Des idées fraîches pour changer les relations entre l’entreprise et ses actionnaires, moderniser l’exercice de la démocratie actionnariale… les responsables de regroupements d’actionnaires n’en manquent pas. A l’heure du digital, ils n’entendent pas rester passifs.
Car depuis deux ans, dans le sillage de RegroupementPPLocal ou encore de l’APPAED (l’association des actionnaires d’Euro Disney ), les actionnaires individuels sont nombreux à se regrouper. Ils connaissent de mieux en mieux leurs droits et déplorent les barrières qui sont mises par les entreprises qui ont parfois du mal à suivre. Les forums de Boursorama créent des occasions de regroupement, des animateurs se détachent, ceux qui sont à l’aise avec le digital créent des plateformes de discussion, ceux qui aiment prendre la plume installent des blogs et rédigent des posts, ils écrivent à l’AMF, posent des questions écrites à l’assemblée générale, déposent des résolutions, contestent et vont même parfois en justice. Au final, les relations via internet sont devenues tellement fluides, avec la possibilité pour chacun de s’exprimer qu’ils acceptent difficilement, le manque d’explication, d’échange et de communication avec l’AMF et les émetteurs.

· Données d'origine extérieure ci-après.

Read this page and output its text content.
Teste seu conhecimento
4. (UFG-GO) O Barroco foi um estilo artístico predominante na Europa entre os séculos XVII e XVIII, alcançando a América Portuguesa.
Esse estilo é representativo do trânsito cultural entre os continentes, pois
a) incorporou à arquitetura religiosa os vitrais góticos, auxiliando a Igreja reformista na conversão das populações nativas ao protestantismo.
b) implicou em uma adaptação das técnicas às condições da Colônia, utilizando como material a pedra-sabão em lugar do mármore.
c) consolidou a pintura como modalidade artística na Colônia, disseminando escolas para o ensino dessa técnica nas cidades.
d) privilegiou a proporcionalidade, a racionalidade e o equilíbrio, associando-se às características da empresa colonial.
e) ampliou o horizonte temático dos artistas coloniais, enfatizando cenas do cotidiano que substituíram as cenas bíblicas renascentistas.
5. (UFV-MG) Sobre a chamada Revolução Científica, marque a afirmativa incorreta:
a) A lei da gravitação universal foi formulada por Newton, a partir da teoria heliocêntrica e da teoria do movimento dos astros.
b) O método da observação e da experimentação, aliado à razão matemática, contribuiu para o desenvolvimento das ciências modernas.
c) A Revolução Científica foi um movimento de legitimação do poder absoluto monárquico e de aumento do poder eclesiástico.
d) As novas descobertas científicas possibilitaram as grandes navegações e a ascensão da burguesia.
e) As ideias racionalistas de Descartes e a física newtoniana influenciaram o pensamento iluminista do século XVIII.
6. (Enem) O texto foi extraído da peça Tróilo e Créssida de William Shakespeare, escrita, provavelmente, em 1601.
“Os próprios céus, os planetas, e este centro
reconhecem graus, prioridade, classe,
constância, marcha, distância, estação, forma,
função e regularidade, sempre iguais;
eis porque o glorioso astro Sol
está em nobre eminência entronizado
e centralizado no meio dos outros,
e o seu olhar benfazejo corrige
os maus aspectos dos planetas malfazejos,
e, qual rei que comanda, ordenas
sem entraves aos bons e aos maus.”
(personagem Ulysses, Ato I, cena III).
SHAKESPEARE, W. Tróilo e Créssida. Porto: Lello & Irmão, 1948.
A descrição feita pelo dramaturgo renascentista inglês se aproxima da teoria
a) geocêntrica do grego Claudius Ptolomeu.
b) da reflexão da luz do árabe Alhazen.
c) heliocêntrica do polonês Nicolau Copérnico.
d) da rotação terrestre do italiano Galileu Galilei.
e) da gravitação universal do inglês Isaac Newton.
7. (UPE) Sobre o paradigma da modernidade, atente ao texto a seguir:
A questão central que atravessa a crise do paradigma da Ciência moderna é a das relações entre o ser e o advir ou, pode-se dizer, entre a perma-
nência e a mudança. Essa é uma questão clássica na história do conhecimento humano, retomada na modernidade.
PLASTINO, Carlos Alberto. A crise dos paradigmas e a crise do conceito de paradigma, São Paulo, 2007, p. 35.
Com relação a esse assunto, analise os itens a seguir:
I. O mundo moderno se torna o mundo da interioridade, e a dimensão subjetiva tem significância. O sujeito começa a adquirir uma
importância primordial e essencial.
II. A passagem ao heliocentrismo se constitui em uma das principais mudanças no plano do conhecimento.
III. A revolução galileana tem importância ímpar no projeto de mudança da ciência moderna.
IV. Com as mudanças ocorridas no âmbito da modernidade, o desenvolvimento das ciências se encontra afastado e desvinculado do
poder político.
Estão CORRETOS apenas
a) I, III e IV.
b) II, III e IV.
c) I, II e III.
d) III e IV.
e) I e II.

Internet est un outil formidable pour que s’exerce la démocratie actionnariale et les entreprises vont subir à court terme, de plus en plus de pression pour faire évoluer leurs relations avec l’actionnariat individuel. Les dirigeants de Theolia, de CGG, d’Hubwoo, de Sequana et de SoLocal en ont déjà fait l’expérience.

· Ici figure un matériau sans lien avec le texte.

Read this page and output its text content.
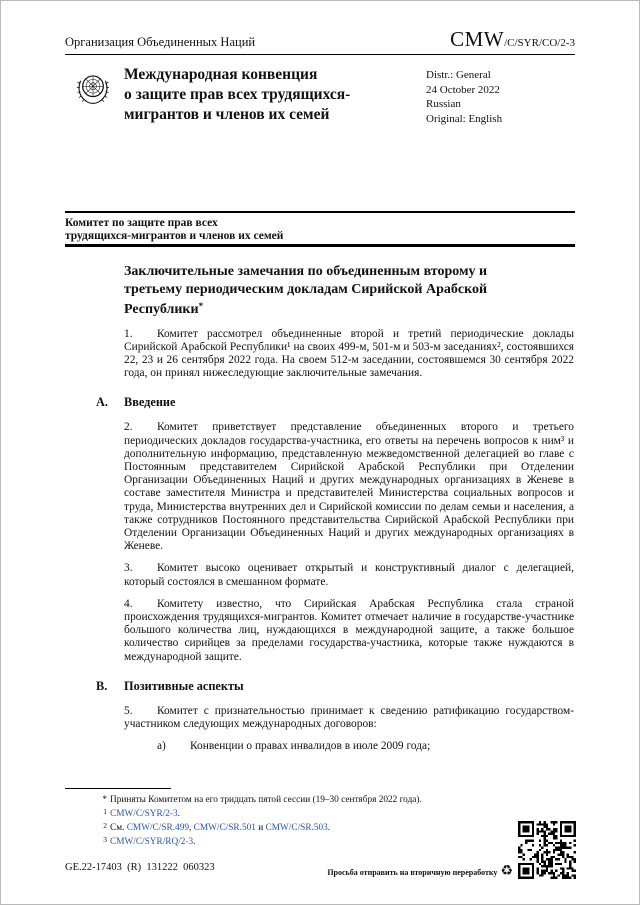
Организация Объединенных Наций	CMW/C/SYR/CO/2-3
Международная конвенция
о защите прав всех трудящихся-
мигрантов и членов их семей
Distr.: General
24 October 2022
Russian
Original: English
Комитет по защите прав всех
трудящихся-мигрантов и членов их семей
Заключительные замечания по объединенным второму и третьему периодическим докладам Сирийской Арабской Республики*

1. Комитет рассмотрел объединенные второй и третий периодические доклады Сирийской Арабской Республики¹ на своих 499-м, 501-м и 503-м заседаниях², состоявшихся 22, 23 и 26 сентября 2022 года. На своем 512-м заседании, состоявшемся 30 сентября 2022 года, он принял нижеследующие заключительные замечания.

A. Введение

2. Комитет приветствует представление объединенных второго и третьего периодических докладов государства-участника, его ответы на перечень вопросов к ним³ и дополнительную информацию, представленную межведомственной делегацией во главе с Постоянным представителем Сирийской Арабской Республики при Отделении Организации Объединенных Наций и других международных организациях в Женеве в составе заместителя Министра и представителей Министерства социальных вопросов и труда, Министерства внутренних дел и Сирийской комиссии по делам семьи и населения, а также сотрудников Постоянного представительства Сирийской Арабской Республики при Отделении Организации Объединенных Наций и других международных организациях в Женеве.

3. Комитет высоко оценивает открытый и конструктивный диалог с делегацией, который состоялся в смешанном формате.

4. Комитету известно, что Сирийская Арабская Республика стала страной происхождения трудящихся-мигрантов. Комитет отмечает наличие в государстве-участнике большого количества лиц, нуждающихся в международной защите, а также большое количество сирийцев за пределами государства-участника, которые также нуждаются в международной защите.

B. Позитивные аспекты

5. Комитет с признательностью принимает к сведению ратификацию государством-участником следующих международных договоров:

a) Конвенции о правах инвалидов в июле 2009 года;

* Приняты Комитетом на его тридцать пятой сессии (19–30 сентября 2022 года).
1 CMW/C/SYR/2-3.
2 См. CMW/C/SR.499, CMW/C/SR.501 и CMW/C/SR.503.
3 CMW/C/SYR/RQ/2-3.
GE.22-17403  (R)  131222  060323	Просьба отправить на вторичную переработку ♻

Alors que la loi PACTE ouvre une petite porte pour modifier le droit des sociétés et que la réglementation boursière n’a pas finit d’évoluer, trois animateurs de regroupements et d’associations, réunis à l’initiative de minoritaires.com ont listé des pistes de réforme qui leur tiennent à coeur.

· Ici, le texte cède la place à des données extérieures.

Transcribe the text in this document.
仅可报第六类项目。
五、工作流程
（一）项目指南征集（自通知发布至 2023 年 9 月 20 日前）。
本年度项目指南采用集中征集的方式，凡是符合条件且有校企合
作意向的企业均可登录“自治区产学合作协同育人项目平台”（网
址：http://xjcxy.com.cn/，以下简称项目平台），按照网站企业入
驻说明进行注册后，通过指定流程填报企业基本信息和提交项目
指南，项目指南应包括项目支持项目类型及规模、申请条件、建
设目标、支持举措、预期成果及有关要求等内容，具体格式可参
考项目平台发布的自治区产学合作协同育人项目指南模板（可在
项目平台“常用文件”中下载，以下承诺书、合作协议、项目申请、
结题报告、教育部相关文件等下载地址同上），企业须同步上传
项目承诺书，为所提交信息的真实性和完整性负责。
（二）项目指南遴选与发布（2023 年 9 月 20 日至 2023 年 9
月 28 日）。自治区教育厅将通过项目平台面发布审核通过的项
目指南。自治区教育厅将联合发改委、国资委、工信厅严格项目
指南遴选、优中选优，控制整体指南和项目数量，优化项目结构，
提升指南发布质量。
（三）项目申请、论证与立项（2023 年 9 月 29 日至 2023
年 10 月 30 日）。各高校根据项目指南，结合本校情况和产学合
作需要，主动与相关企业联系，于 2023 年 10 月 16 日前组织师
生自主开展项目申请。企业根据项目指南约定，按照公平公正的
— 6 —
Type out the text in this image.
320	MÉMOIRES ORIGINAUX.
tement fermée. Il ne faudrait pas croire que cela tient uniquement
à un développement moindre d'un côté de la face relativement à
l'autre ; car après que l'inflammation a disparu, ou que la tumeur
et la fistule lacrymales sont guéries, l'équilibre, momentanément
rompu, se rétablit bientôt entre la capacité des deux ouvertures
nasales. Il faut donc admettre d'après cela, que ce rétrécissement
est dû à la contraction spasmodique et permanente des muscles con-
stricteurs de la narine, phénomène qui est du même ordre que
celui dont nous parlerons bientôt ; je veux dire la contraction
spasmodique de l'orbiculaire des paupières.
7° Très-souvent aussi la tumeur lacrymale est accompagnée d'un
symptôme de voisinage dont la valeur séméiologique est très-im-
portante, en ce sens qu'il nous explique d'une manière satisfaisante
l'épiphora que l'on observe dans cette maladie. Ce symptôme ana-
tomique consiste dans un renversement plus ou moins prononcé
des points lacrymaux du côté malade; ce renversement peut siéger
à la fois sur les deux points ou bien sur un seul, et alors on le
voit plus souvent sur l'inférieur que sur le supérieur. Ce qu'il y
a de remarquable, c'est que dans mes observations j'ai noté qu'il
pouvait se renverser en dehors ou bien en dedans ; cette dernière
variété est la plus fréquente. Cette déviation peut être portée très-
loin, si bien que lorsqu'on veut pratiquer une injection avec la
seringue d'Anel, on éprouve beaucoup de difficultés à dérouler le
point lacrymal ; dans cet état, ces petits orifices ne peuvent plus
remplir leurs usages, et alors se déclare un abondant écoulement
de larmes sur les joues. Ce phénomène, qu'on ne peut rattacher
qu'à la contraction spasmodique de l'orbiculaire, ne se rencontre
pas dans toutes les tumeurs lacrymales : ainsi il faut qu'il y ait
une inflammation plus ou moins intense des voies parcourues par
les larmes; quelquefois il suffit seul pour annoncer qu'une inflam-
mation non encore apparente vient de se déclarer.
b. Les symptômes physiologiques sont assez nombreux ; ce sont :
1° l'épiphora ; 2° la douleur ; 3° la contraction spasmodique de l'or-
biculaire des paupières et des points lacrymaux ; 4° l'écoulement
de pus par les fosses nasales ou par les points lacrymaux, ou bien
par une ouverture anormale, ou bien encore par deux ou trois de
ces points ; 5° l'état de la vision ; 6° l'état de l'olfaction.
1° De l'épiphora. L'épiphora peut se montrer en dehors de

Piste numéro 1 – Un nouveau mode de rémunération pour les dirigeants
Les actionnaires individuels sont sensibles aux écarts de rémunérations qui existent entre les salariés et les dirigeants tout en étant d’accord pour partager avec ces derniers les profits qui découlent d’une bonne conduite des affaires.
Ils proposent un système simple et incitateur applicable en priorité aux entreprises du SBF120. La rémunération du dirigeant serait composée d’un fixe annuel brut plafonné qui ne devrait pas dépasser 20 à 25 fois le salaire (moyen ou de base) de l’entreprise en question. Le reste de la rémunération serait versé en totalité en actions ou en stock-options, et ne serait débloqué qu’au bout de cinq ans, de façon à ce que cette rémunération variable soit alignée sur la performance du titre pour l’actionnaire.
Piste numéro 2 -Une majorité double pour voter des « résolutions sociétales »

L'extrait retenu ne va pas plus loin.